Bio heißt nicht automatisch gesund

Bio ist nicht gleich bio

Nachhaltigkeit und Bio werden im Jahre 2016 groß geschrieben. Allein in Deutschland ist mittlerweile jedes 10. neu angemeldete Produkt vegan.  Viele etablierte Unternehmen versuchen inzwischen, auf den grünen Zug aufzuspringen. Doch es ist nicht alles Gold, was glänzt: unter dem Deckmantel der Nachhaltigkeit werden ethisch verwerfliche Produkte produziert.

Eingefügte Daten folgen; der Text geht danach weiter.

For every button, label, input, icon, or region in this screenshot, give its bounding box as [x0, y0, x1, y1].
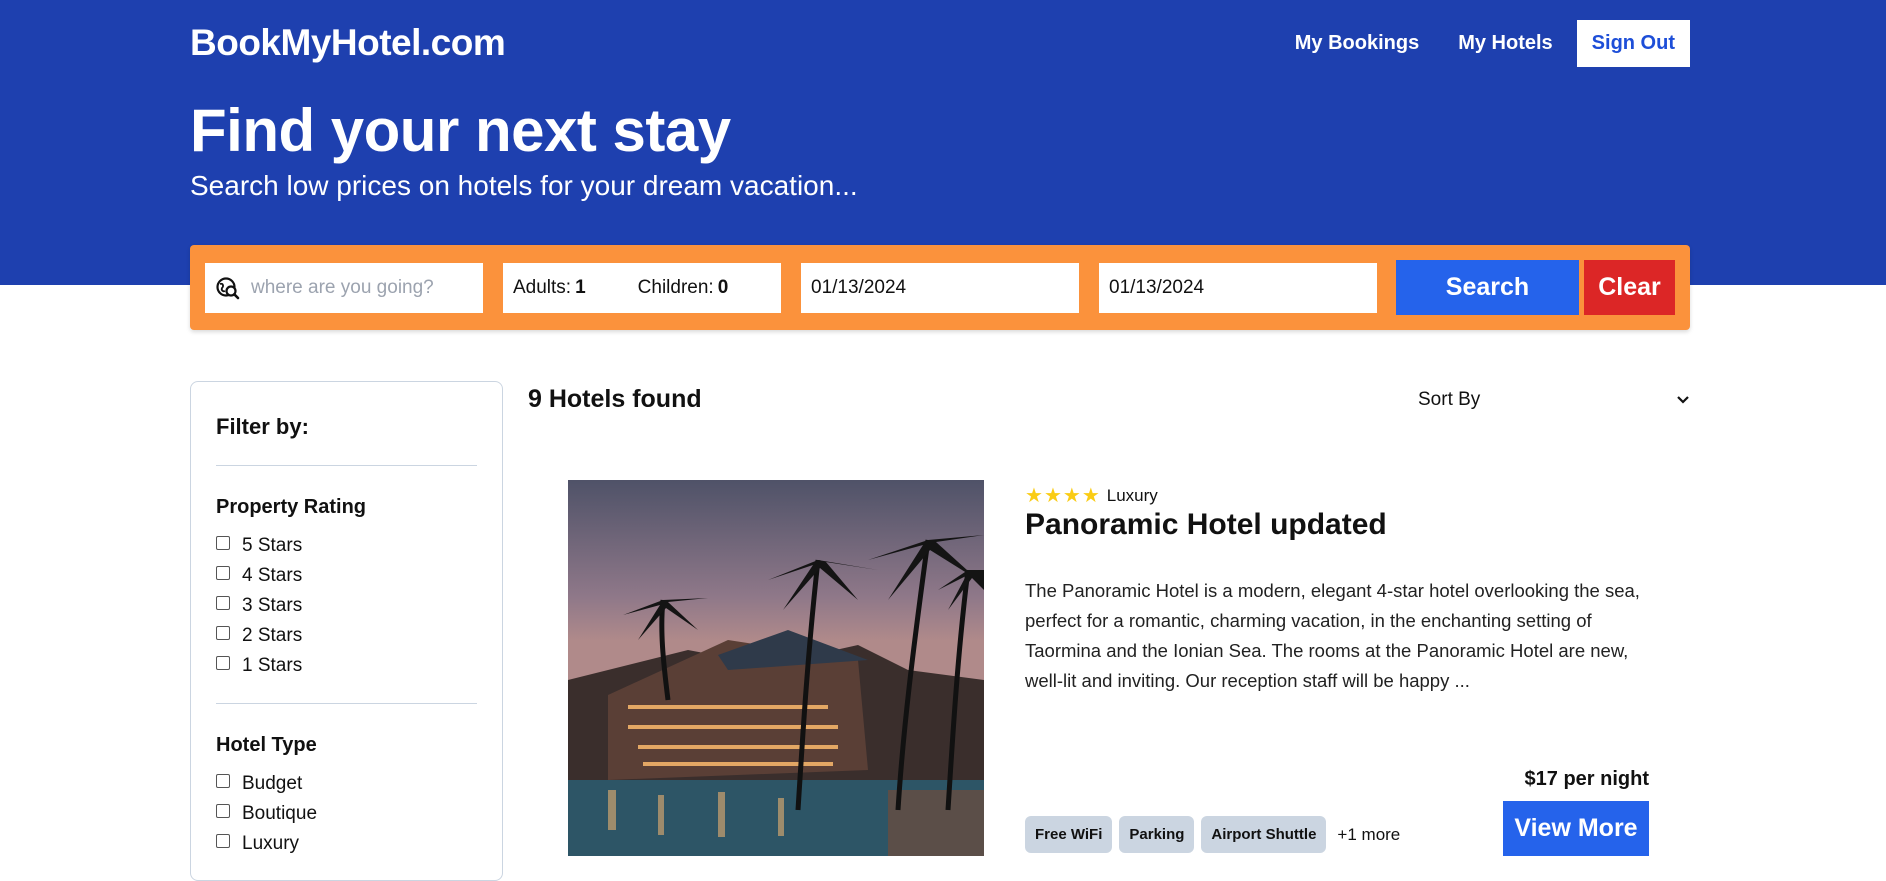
- type-filter-group: Hotel Type Budget Boutique Luxury: [216, 704, 477, 881]
- filter-panel: Filter by: Property Rating 5 Stars 4 Sta…: [190, 381, 503, 881]
- rating-option[interactable]: 3 Stars: [216, 591, 477, 621]
- check-in-date[interactable]: 01/13/2024: [801, 263, 1079, 313]
- type-option-label: Boutique: [242, 803, 318, 824]
- price-per-night: $17 per night: [1524, 768, 1649, 790]
- checkbox[interactable]: [216, 656, 230, 670]
- type-option[interactable]: Boutique: [216, 799, 477, 829]
- results-count: 9 Hotels found: [528, 385, 702, 413]
- adults-label: Adults:: [513, 277, 572, 298]
- chevron-down-icon: [1676, 389, 1690, 411]
- rating-option[interactable]: 1 Stars: [216, 651, 477, 681]
- star-rating: ★ ★ ★ ★ Luxury: [1025, 483, 1158, 508]
- checkbox[interactable]: [216, 774, 230, 788]
- checkbox[interactable]: [216, 536, 230, 550]
- my-bookings-link[interactable]: My Bookings: [1295, 32, 1419, 55]
- filter-heading: Filter by:: [216, 414, 477, 466]
- clear-button[interactable]: Clear: [1584, 260, 1675, 315]
- type-filter-title: Hotel Type: [216, 734, 317, 756]
- more-facilities: +1 more: [1337, 824, 1401, 844]
- hotel-description: The Panoramic Hotel is a modern, elegant…: [1025, 580, 1640, 691]
- view-more-button[interactable]: View More: [1503, 801, 1649, 856]
- rating-option-label: 5 Stars: [242, 535, 303, 556]
- guests-field[interactable]: Adults: 1 Children: 0: [503, 263, 781, 313]
- star-icon: ★: [1081, 485, 1100, 507]
- my-hotels-link[interactable]: My Hotels: [1458, 32, 1552, 55]
- type-option-label: Luxury: [242, 833, 300, 854]
- search-button[interactable]: Search: [1396, 260, 1579, 315]
- type-option[interactable]: Luxury: [216, 829, 477, 859]
- type-option-label: Budget: [242, 773, 303, 794]
- page-subtitle: Search low prices on hotels for your dre…: [190, 170, 858, 201]
- sort-select[interactable]: Sort By: [1410, 385, 1690, 415]
- rating-option[interactable]: 4 Stars: [216, 561, 477, 591]
- page-title: Find your next stay: [190, 97, 731, 164]
- check-out-date[interactable]: 01/13/2024: [1099, 263, 1377, 313]
- star-icon: ★: [1025, 485, 1043, 507]
- checkbox[interactable]: [216, 804, 230, 818]
- rating-option-label: 1 Stars: [242, 655, 303, 676]
- rating-option-label: 2 Stars: [242, 625, 303, 646]
- children-label: Children:: [637, 277, 714, 298]
- hotel-name[interactable]: Panoramic Hotel updated: [1025, 508, 1387, 542]
- children-value[interactable]: 0: [718, 277, 729, 299]
- facility-chip: Free WiFi: [1025, 816, 1113, 853]
- rating-option-label: 3 Stars: [242, 595, 303, 616]
- destination-placeholder: where are you going?: [251, 277, 434, 298]
- checkbox[interactable]: [216, 626, 230, 640]
- adults-value[interactable]: 1: [575, 277, 586, 299]
- rating-filter-group: Property Rating 5 Stars 4 Stars 3 Stars …: [216, 466, 477, 704]
- star-icon: ★: [1062, 485, 1081, 507]
- top-nav: My Bookings My Hotels Sign Out: [1295, 20, 1690, 67]
- site-logo[interactable]: BookMyHotel.com: [190, 22, 506, 64]
- checkbox[interactable]: [216, 566, 230, 580]
- facility-list: Free WiFi Parking Airport Shuttle +1 mor…: [1025, 816, 1400, 853]
- globe-search-icon: [215, 275, 241, 301]
- rating-option[interactable]: 2 Stars: [216, 621, 477, 651]
- rating-option-label: 4 Stars: [242, 565, 303, 586]
- checkbox[interactable]: [216, 834, 230, 848]
- destination-input[interactable]: where are you going?: [205, 263, 483, 313]
- sign-out-button[interactable]: Sign Out: [1576, 20, 1690, 67]
- sort-label: Sort By: [1418, 389, 1481, 410]
- hotel-type: Luxury: [1106, 485, 1158, 505]
- search-bar: where are you going? Adults: 1 Children: 0…: [190, 245, 1690, 330]
- facility-chip: Parking: [1119, 816, 1195, 853]
- star-icon: ★: [1043, 485, 1062, 507]
- type-option[interactable]: Budget: [216, 769, 477, 799]
- hotel-image[interactable]: [568, 480, 984, 856]
- rating-filter-title: Property Rating: [216, 496, 367, 518]
- checkbox[interactable]: [216, 596, 230, 610]
- facility-chip: Airport Shuttle: [1201, 816, 1327, 853]
- rating-option[interactable]: 5 Stars: [216, 531, 477, 561]
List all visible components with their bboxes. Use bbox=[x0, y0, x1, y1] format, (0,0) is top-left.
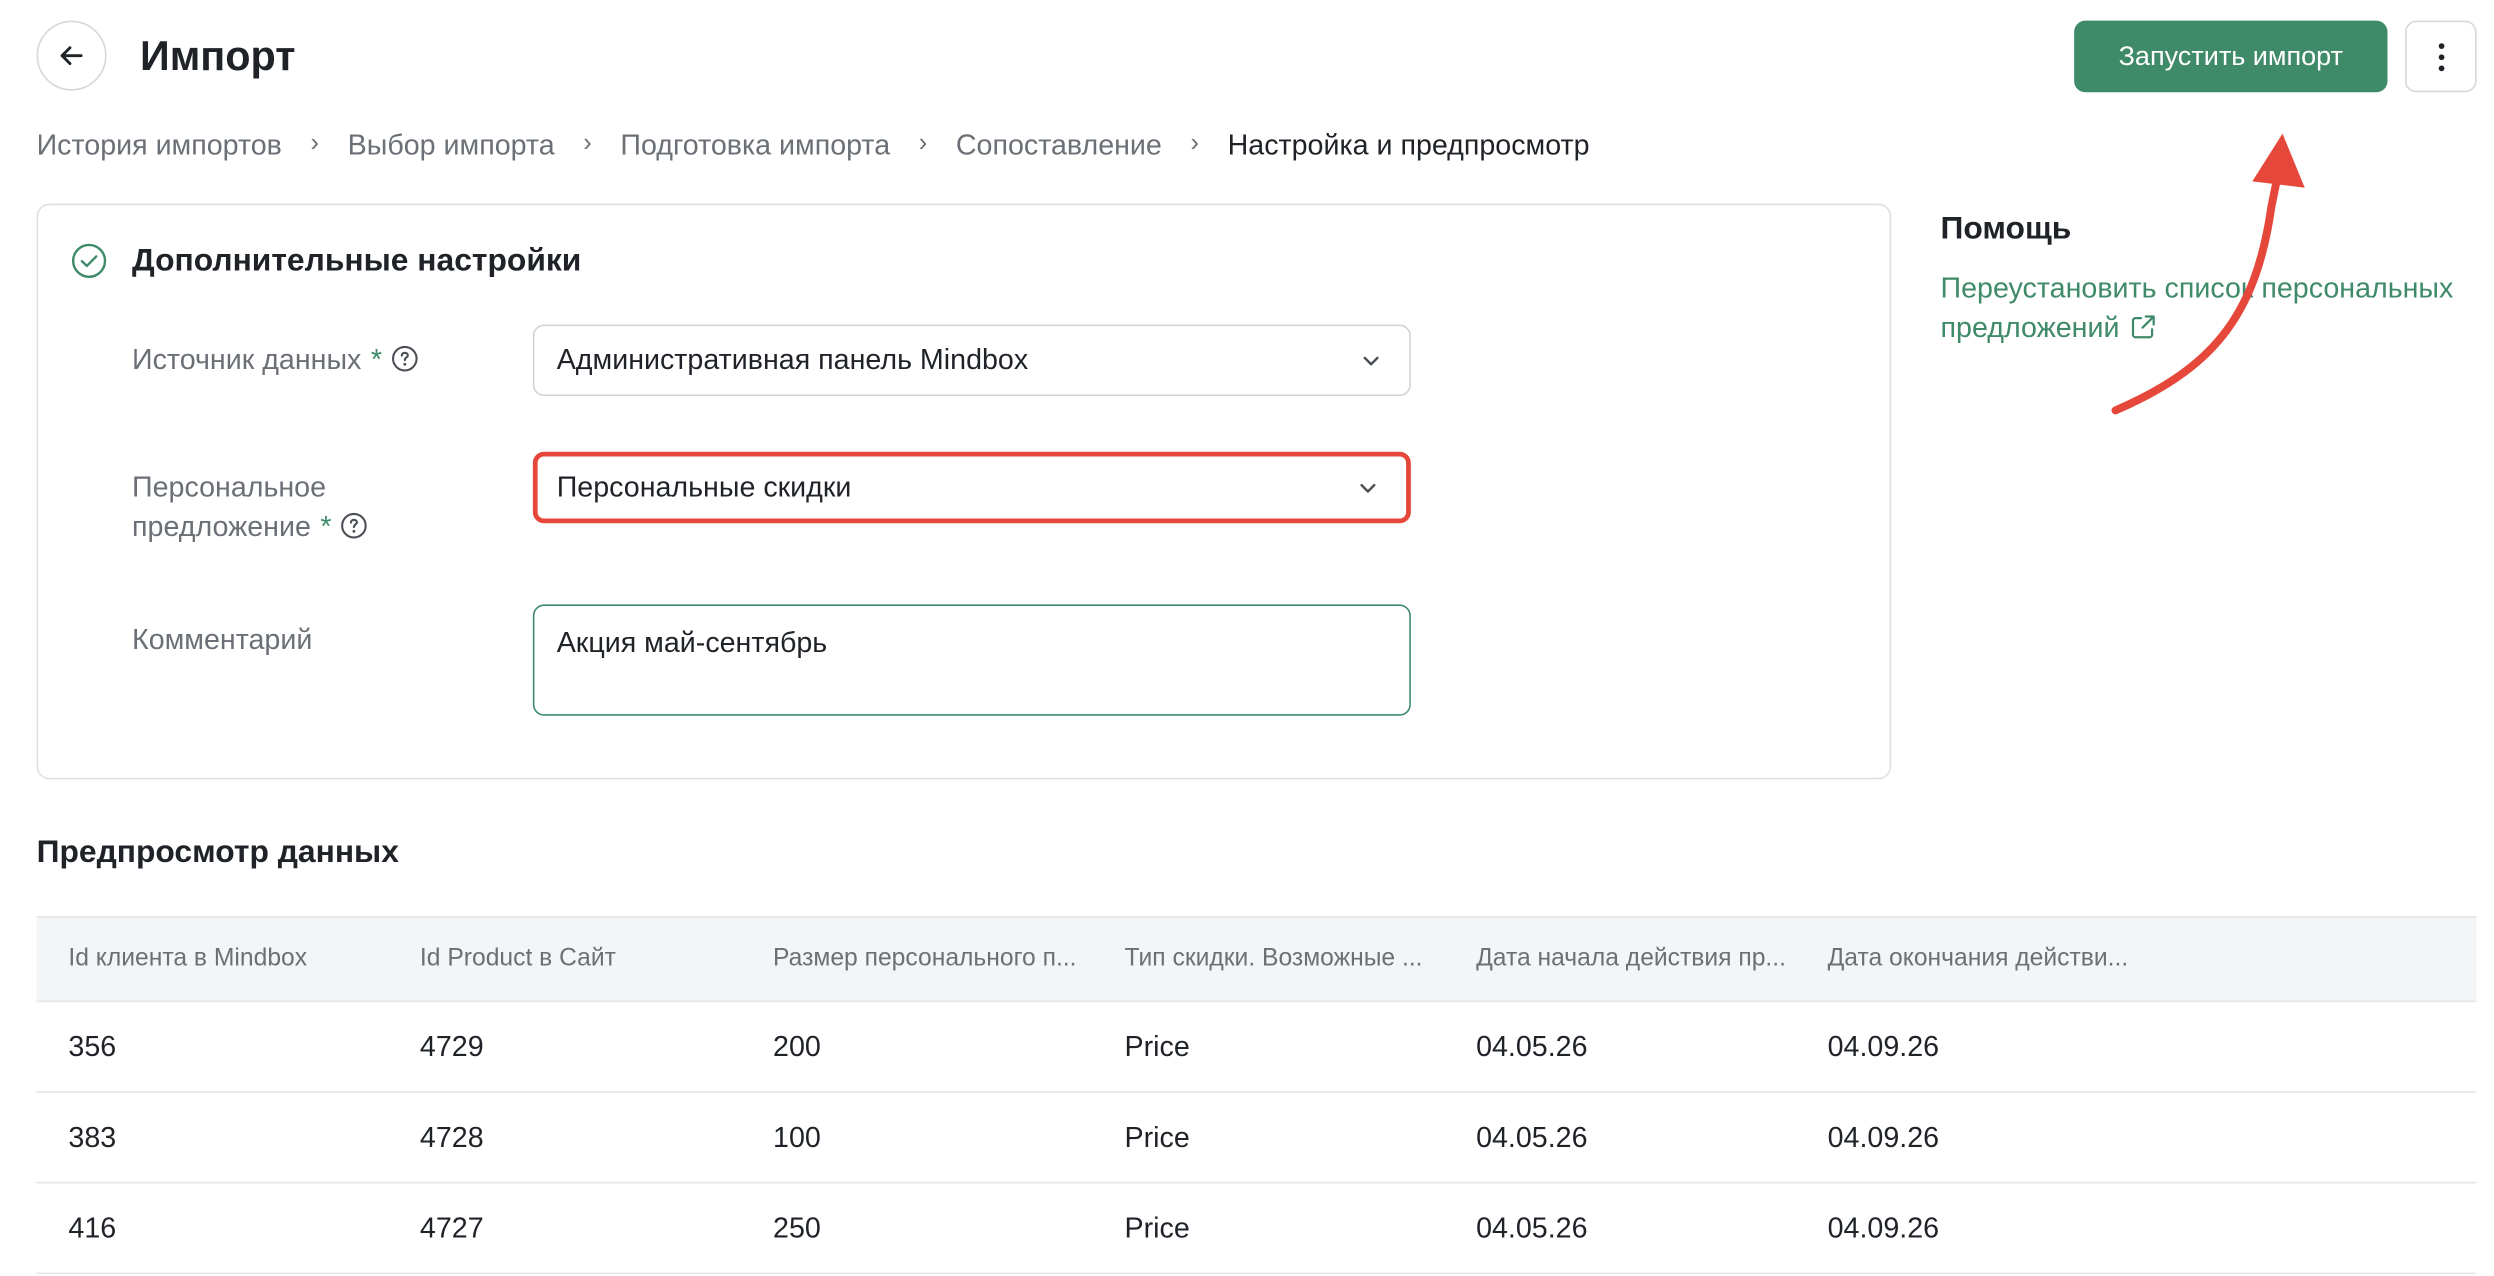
table-cell: Price bbox=[1124, 1029, 1190, 1062]
breadcrumb-separator-icon: › bbox=[583, 130, 592, 158]
reset-offers-link[interactable]: Переустановить список персональных предл… bbox=[1941, 269, 2490, 349]
table-cell: 04.05.26 bbox=[1476, 1029, 1588, 1062]
check-circle-icon bbox=[71, 243, 107, 278]
breadcrumb-import-history[interactable]: История импортов bbox=[37, 126, 282, 164]
column-header: Размер персонального п... bbox=[773, 944, 1077, 972]
source-label: Источник данных * bbox=[132, 340, 419, 380]
table-cell: 200 bbox=[773, 1029, 821, 1062]
more-actions-button[interactable] bbox=[2404, 20, 2477, 93]
breadcrumb-separator-icon: › bbox=[918, 130, 928, 158]
question-circle-icon[interactable] bbox=[392, 346, 419, 373]
breadcrumb-import-choice[interactable]: Выбор импорта bbox=[348, 126, 555, 164]
table-cell: 04.09.26 bbox=[1827, 1029, 1940, 1062]
table-cell: 416 bbox=[68, 1211, 117, 1244]
table-cell: 356 bbox=[68, 1029, 117, 1062]
offer-label: Персональное предложение * bbox=[132, 468, 368, 548]
table-cell: 383 bbox=[68, 1120, 117, 1153]
column-header: Дата начала действия пр... bbox=[1476, 944, 1786, 972]
table-cell: 04.05.26 bbox=[1476, 1211, 1588, 1244]
required-mark: * bbox=[370, 343, 383, 376]
table-row: 416 4727 250 Price 04.05.26 04.09.26 bbox=[36, 1183, 2477, 1275]
table-cell: 04.05.26 bbox=[1476, 1120, 1588, 1153]
import-page: Импорт Запустить импорт История импортов… bbox=[0, 0, 2494, 1276]
table-cell: 4728 bbox=[419, 1120, 484, 1153]
breadcrumb: История импортов › Выбор импорта › Подго… bbox=[37, 126, 1590, 164]
offer-select-value: Персональные скидки bbox=[556, 470, 852, 503]
breadcrumb-import-preparation[interactable]: Подготовка импорта bbox=[620, 126, 890, 164]
kebab-menu-icon bbox=[2437, 42, 2444, 71]
required-mark: * bbox=[320, 510, 332, 543]
table-cell: 100 bbox=[773, 1120, 821, 1153]
table-cell: 4729 bbox=[419, 1029, 484, 1062]
source-select[interactable]: Административная панель Mindbox bbox=[532, 324, 1411, 397]
offer-label-line1: Персональное bbox=[132, 470, 327, 503]
page-title: Импорт bbox=[139, 31, 296, 80]
comment-label: Комментарий bbox=[132, 623, 313, 656]
back-button[interactable] bbox=[36, 20, 107, 91]
source-select-value: Административная панель Mindbox bbox=[556, 343, 1029, 376]
chevron-down-icon bbox=[1363, 355, 1379, 365]
table-cell: 250 bbox=[773, 1211, 821, 1244]
arrow-left-icon bbox=[60, 46, 83, 66]
column-header: Id Product в Сайт bbox=[419, 944, 616, 972]
table-cell: Price bbox=[1124, 1120, 1190, 1153]
preview-table: Id клиента в Mindbox Id Product в Сайт Р… bbox=[36, 916, 2477, 1275]
question-circle-icon[interactable] bbox=[341, 513, 368, 540]
offer-label-line2-row: предложение * bbox=[132, 507, 368, 547]
breadcrumb-current-settings-preview: Настройка и предпросмотр bbox=[1227, 128, 1590, 161]
table-cell: 04.09.26 bbox=[1827, 1211, 1940, 1244]
reset-offers-link-text: Переустановить список персональных предл… bbox=[1940, 271, 2454, 344]
table-cell: 4727 bbox=[419, 1211, 484, 1244]
table-header: Id клиента в Mindbox Id Product в Сайт Р… bbox=[36, 916, 2477, 1003]
run-import-button[interactable]: Запустить импорт bbox=[2074, 20, 2388, 93]
table-cell: Price bbox=[1124, 1211, 1190, 1244]
chevron-down-icon bbox=[1360, 483, 1376, 492]
offer-label-line2: предложение bbox=[132, 510, 311, 543]
table-row: 356 4729 200 Price 04.05.26 04.09.26 bbox=[36, 1002, 2477, 1093]
preview-title: Предпросмотр данных bbox=[36, 835, 399, 871]
settings-title: Дополнительные настройки bbox=[132, 243, 582, 279]
offer-select[interactable]: Персональные скидки bbox=[532, 451, 1411, 524]
column-header: Тип скидки. Возможные ... bbox=[1124, 944, 1423, 972]
comment-textarea[interactable]: Акция май-сентябрь bbox=[532, 604, 1411, 716]
breadcrumb-separator-icon: › bbox=[310, 130, 320, 158]
table-row: 383 4728 100 Price 04.05.26 04.09.26 bbox=[36, 1093, 2477, 1184]
breadcrumb-separator-icon: › bbox=[1190, 130, 1199, 158]
help-title: Помощь bbox=[1940, 211, 2072, 247]
table-cell: 04.09.26 bbox=[1827, 1120, 1940, 1153]
external-link-icon bbox=[2131, 315, 2154, 339]
breadcrumb-mapping[interactable]: Сопоставление bbox=[956, 126, 1162, 164]
column-header: Дата окончания действи... bbox=[1827, 944, 2129, 972]
column-header: Id клиента в Mindbox bbox=[68, 944, 308, 972]
source-label-text: Источник данных bbox=[132, 343, 362, 376]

In fast jedem Supermarkt springt sie einen mittlerweile förmlich an: die Bio-Abteilung. Von Milch von glücklichen Kühen über Fleischersatzprodukte, zumeist aus Soja, bis hin zu fair produzierten Kosmetik-Produkten mit biologisch abbaubaren Inhaltsstoffen finden bewusste Konsumenten fast alles,
was das Herz begehrt.

Doch viele Firmen nutzen die Beliebtheit, der sich nachhaltige Produkte derzeit erfreuen, um verkleidete Chemiekeulen zu verkaufen. Laut „Öko-Test“ enthalten zwischen 15-60% der von ihnen getesteten vermeintlichen Öko-Produkte künstliche oder chemisch hergestellte Zutaten.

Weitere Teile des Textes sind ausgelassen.